Virologist Berndt Klingeborn said in a statement from the Board of Agriculture that the European Union laboratory in Britain had confirmed the presence of the H5N1 virus, “just like we thought."
But the news won’t prompt changes in the measures Sweden has already implemented to prevent the spread of the disease.
"This changes nothing. Wherever we have discovered a case of highly pathogenic H5, we have taken security measures as if it were H5N1," inspector Andrea Ljung of the Board of Agriculture said.
Since late February, Swedish officials have confirmed 29 cases of the H5 subtype of bird flu in Sweden.
Fifteen of these H5 cases have been proven to be a highly pathogenic form of the virus but so far only the two tufted ducks have been confirmed as carriers of the strain of H5N1 that can kill humans.
All of the dead birds have been found along the Scandinavian country's south-eastern coast, or off the coast on the Baltic Sea island of Gotland. No cases have been reported in domestic fowl.

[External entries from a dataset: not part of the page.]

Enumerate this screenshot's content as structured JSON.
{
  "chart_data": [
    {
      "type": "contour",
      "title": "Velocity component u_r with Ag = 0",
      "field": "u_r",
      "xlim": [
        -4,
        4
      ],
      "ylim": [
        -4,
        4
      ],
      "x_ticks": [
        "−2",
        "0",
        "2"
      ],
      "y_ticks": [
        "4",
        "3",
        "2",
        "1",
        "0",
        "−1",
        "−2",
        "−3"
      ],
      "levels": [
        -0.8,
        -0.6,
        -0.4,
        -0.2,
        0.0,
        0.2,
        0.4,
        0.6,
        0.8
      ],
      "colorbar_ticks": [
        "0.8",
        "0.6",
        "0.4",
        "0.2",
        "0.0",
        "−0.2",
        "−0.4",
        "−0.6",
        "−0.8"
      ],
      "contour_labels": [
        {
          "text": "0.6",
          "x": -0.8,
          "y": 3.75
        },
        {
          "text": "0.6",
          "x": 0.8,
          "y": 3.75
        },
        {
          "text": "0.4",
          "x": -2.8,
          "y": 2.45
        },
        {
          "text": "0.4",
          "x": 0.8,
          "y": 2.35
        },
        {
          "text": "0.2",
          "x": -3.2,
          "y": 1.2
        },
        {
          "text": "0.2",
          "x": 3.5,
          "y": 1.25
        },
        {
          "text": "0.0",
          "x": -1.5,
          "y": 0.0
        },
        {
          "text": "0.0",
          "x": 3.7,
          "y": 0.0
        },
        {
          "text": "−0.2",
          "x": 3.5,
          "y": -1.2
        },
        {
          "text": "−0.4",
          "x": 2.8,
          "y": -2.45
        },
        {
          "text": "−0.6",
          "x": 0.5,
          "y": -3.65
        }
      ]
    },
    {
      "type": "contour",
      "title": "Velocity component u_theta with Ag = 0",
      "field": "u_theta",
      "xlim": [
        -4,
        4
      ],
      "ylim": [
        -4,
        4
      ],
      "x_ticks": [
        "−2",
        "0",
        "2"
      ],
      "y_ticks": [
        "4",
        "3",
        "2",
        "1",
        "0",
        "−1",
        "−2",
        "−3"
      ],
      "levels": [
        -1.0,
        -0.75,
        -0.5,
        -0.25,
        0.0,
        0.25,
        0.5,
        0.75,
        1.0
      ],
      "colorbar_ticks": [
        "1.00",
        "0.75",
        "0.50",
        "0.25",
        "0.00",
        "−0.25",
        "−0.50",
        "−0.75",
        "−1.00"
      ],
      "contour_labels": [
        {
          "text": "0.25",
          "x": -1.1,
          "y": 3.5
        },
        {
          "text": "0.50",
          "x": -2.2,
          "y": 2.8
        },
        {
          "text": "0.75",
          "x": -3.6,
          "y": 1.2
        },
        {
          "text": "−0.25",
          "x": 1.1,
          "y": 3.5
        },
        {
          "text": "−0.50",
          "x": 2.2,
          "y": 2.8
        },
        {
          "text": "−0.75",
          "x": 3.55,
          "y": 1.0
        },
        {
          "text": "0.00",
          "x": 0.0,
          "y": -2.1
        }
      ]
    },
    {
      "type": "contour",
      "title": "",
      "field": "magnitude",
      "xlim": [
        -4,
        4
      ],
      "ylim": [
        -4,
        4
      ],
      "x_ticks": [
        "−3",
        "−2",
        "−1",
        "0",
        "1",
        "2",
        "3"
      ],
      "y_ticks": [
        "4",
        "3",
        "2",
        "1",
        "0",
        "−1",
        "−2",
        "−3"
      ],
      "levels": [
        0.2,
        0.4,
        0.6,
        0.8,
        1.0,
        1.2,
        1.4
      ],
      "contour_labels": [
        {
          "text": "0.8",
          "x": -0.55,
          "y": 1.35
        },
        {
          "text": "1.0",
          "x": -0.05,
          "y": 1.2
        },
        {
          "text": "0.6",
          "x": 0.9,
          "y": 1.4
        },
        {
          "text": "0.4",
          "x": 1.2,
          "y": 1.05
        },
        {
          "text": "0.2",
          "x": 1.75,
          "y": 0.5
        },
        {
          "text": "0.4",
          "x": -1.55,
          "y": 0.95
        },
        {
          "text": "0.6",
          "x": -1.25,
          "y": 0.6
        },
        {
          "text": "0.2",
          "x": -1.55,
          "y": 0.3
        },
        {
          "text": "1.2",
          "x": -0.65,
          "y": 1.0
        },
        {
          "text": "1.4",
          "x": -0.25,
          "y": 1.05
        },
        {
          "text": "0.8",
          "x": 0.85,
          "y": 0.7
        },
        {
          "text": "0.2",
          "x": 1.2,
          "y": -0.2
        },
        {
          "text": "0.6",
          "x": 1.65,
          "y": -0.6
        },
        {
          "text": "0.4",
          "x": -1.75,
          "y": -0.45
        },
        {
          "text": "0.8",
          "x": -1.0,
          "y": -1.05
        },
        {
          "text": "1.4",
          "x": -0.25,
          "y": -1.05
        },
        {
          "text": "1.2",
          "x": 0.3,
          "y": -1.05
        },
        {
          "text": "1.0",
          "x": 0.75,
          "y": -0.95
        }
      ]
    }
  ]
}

H5N1 probably in Afghanistan
Meanwhile Afghan authorities said tests had shown it was 99 percent certain that the H5N1 strain of bird flu is present in Afghanistan.
The final results of tests, taken from poultry samples and sent to a laboratory in Rome, were expected Thursday but officials in the country aren’t expecting evidence to the contrary.
“There is a good possibility that the results are 100 percent positive for H5N1," a high-ranking public health ministry official said.
The samples were taken from birds in the capital and the eastern city of Jalalabad near Pakistan, where the H5 virus was detected last month.
H5N1 has killed nearly 100 people worldwide over the past couple of years and is spreading.